Transforming growth factor beta (TGF beta) acts on epithelial thyroid cells, negatively controlling their proliferation and functions. The effects of TGF beta on epithelial rat thyroid cells (FRTL-5) and on two TGF beta-resistant rat thyroid cell clones (FRTL-5H2 and FRTL-R) were investigated. FRTL-5H2 represents a rat thyroid cell clone overexpressing active erbB-2 oncogene, recently obtained after FRTL-5 cell infection with a retrovirus vector carrying the erbB-2 human oncogene (G. Mincione et al., Cancer Res., 53 5548-5553, 1993). FRTL-R is a FRTL-5 subclone spontaneously isolated after long term in culture. FRTL-5H2 and FRTL-R cell clones were stimulated by TGF beta at the same concentration of 5 ng/ml that induced 70% inhibition of [3H]thymidine incorporation in control FRTL-5 thyroid cells. Nuclear events regulated by TGF beta, such as cyclin and cyclin-dependent kinase gene expression, were then analyzed.
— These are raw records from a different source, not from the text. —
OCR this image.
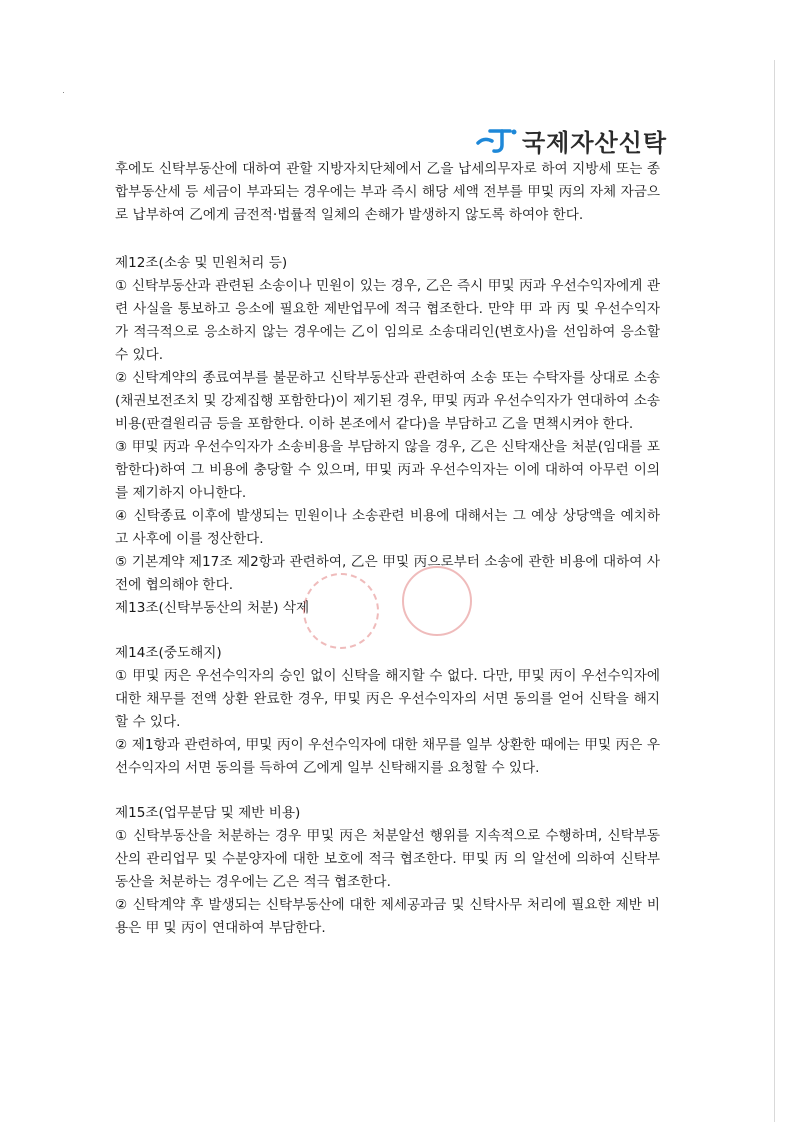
국제자산신탁

후에도 신탁부동산에 대하여 관할 지방자치단체에서 乙을 납세의무자로 하여 지방세 또는 종합부동산세 등 세금이 부과되는 경우에는 부과 즉시 해당 세액 전부를 甲및 丙의 자체 자금으로 납부하여 乙에게 금전적·법률적 일체의 손해가 발생하지 않도록 하여야 한다.

제12조(소송 및 민원처리 등)

① 신탁부동산과 관련된 소송이나 민원이 있는 경우, 乙은 즉시 甲및 丙과 우선수익자에게 관련 사실을 통보하고 응소에 필요한 제반업무에 적극 협조한다. 만약 甲 과 丙 및 우선수익자가 적극적으로 응소하지 않는 경우에는 乙이 임의로 소송대리인(변호사)을 선임하여 응소할 수 있다.

② 신탁계약의 종료여부를 불문하고 신탁부동산과 관련하여 소송 또는 수탁자를 상대로 소송(채권보전조치 및 강제집행 포함한다)이 제기된 경우, 甲및 丙과 우선수익자가 연대하여 소송비용(판결원리금 등을 포함한다. 이하 본조에서 같다)을 부담하고 乙을 면책시켜야 한다.

③ 甲및 丙과 우선수익자가 소송비용을 부담하지 않을 경우, 乙은 신탁재산을 처분(임대를 포함한다)하여 그 비용에 충당할 수 있으며, 甲및 丙과 우선수익자는 이에 대하여 아무런 이의를 제기하지 아니한다.

④ 신탁종료 이후에 발생되는 민원이나 소송관련 비용에 대해서는 그 예상 상당액을 예치하고 사후에 이를 정산한다.

⑤ 기본계약 제17조 제2항과 관련하여, 乙은 甲및 丙으로부터 소송에 관한 비용에 대하여 사전에 협의해야 한다.

제13조(신탁부동산의 처분) 삭제

제14조(중도해지)

① 甲및 丙은 우선수익자의 승인 없이 신탁을 해지할 수 없다. 다만, 甲및 丙이 우선수익자에 대한 채무를 전액 상환 완료한 경우, 甲및 丙은 우선수익자의 서면 동의를 얻어 신탁을 해지할 수 있다.

② 제1항과 관련하여, 甲및 丙이 우선수익자에 대한 채무를 일부 상환한 때에는 甲및 丙은 우선수익자의 서면 동의를 득하여 乙에게 일부 신탁해지를 요청할 수 있다.

제15조(업무분담 및 제반 비용)

① 신탁부동산을 처분하는 경우 甲및 丙은 처분알선 행위를 지속적으로 수행하며, 신탁부동산의 관리업무 및 수분양자에 대한 보호에 적극 협조한다. 甲및 丙 의 알선에 의하여 신탁부동산을 처분하는 경우에는 乙은 적극 협조한다.

② 신탁계약 후 발생되는 신탁부동산에 대한 제세공과금 및 신탁사무 처리에 필요한 제반 비용은 甲 및 丙이 연대하여 부담한다.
In FRTL-5 cells, TGF beta was found to reduce the expression of cdk2 and cyclin A genes; the same treatment did not modify nuclear gene expression in the resistant cell clones. TGF beta is known to reduce iodide uptake in thyroid cells; in both FRTL-5H2 and FRTL-R cells, TGF beta was found to inhibit the thyrotropin-induced iodide uptake. Thus, thyroid cell clones, resistant to the growth-inhibitory activity of TGF beta, were sensitive to TGF beta inhibition of iodide incorporation, suggesting that TGF beta activates divergent signaling pathways in these cells, separately controlling cell proliferation and differentiation parameters. Studies on TGF beta receptors showed similar amounts of TGF beta-binding species on FRTL-5 cells and TGF beta-resistant clones, while 125I-labeled TGF beta cross-linking experiments revealed differences; thus, the TGF beta-resistant cells showed a 40% decrease in the amount of labeled type II TGF beta receptor on the cell surface. However, this different pattern of TGF beta receptors cannot totally account for the shown TGF beta resistance to growth inhibition that might also be due to perturbation in signaling pathways.